Bay Area Bike Share bikes at the Ferry Building in San Francisco.

This year’s festivities mark the start of 5774 on the Jewish calendar. Last year, when 5773 kicked off, neither New York, Chicago or San Francisco had bike share systems. This year, Citi Bike, Divvy Bikes and most recently, Bay Area Bike Share have become new transportation choices.

But some Jews, especially those who follow the Orthodox tradition, observe restrictions on travel during the High Holy Days. We wondered if that includes bike sharing.

For an answer, we contacted Rabbi Allen Schwartz, at Congregation Ohab Zedek in New York.
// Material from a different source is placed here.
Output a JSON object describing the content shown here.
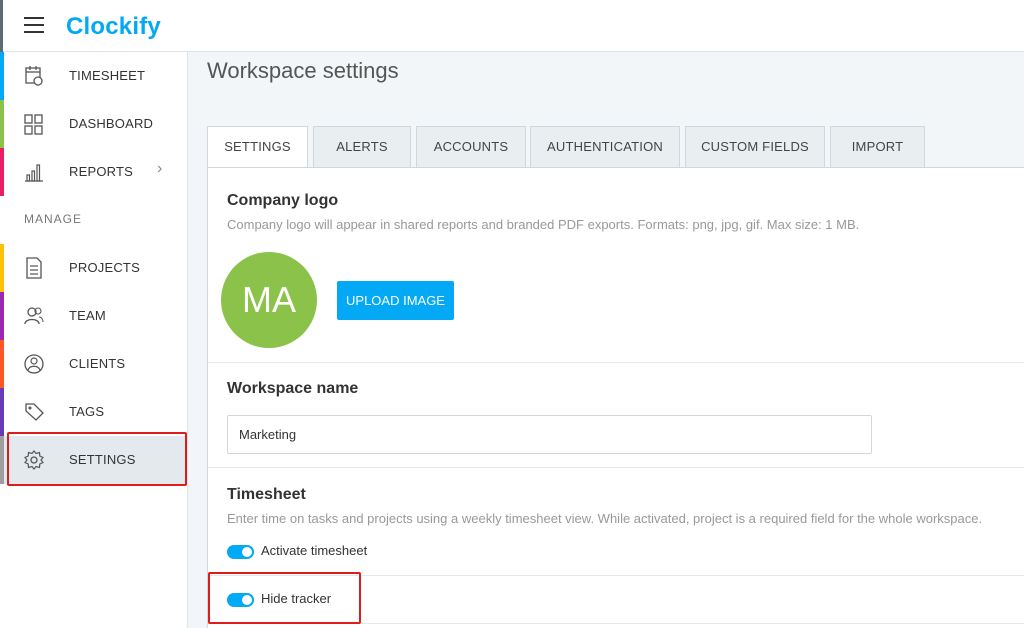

He was kind enough to provide his guidance about the Orthodox approach to technology during holidays (which include every Sabbath (sundown Friday to nightfall Saturday), Rosh Hashanah, Yom Kippur, Sukkot, Shemini Atzeret, Simchat Torah, Pesach and Shavuot).

Said Rabbi Schwartz,

“On all these days, observant Jews refrain from practically all forms of technology. These days are set aside for contemplation of what we are as human beings and is becoming more and more challenging in a vastly changing world.

The farmer refrains from planting and harvesting to evaluate the great gifts the earth has for us. The builder refrains from erecting edifices in order to evaluate the heights we have attained and the humility we must continue to demonstrate, nonetheless. The artist and musician refrain from their creations in order to appreciate the gifts of their talents.

It is not labor that we avoid on Shabbos, it is creativity, and creating new things. Flicking on a light switch is hardly laborious, but it is creative, so we avoid it. The music I make must come from my own voice or the voices of those around me. The places I go must be reached with my own feet, and for that reason, we avoid travel on wheels.

On these days we return to the simplest days of human history , before technology, and noise and air pollution. We return to the moment after creation, when the Bible proclaims that God looked over all that He had done and it was very good.

Certainly, bicycles bring us closer to that day than cars, buses and trains. But to reach the purity of that moment we return to a time so simple, it even predates the invention of the wheel.”

Thank you, Rabbi Schwartz, and L’Shana Tovah!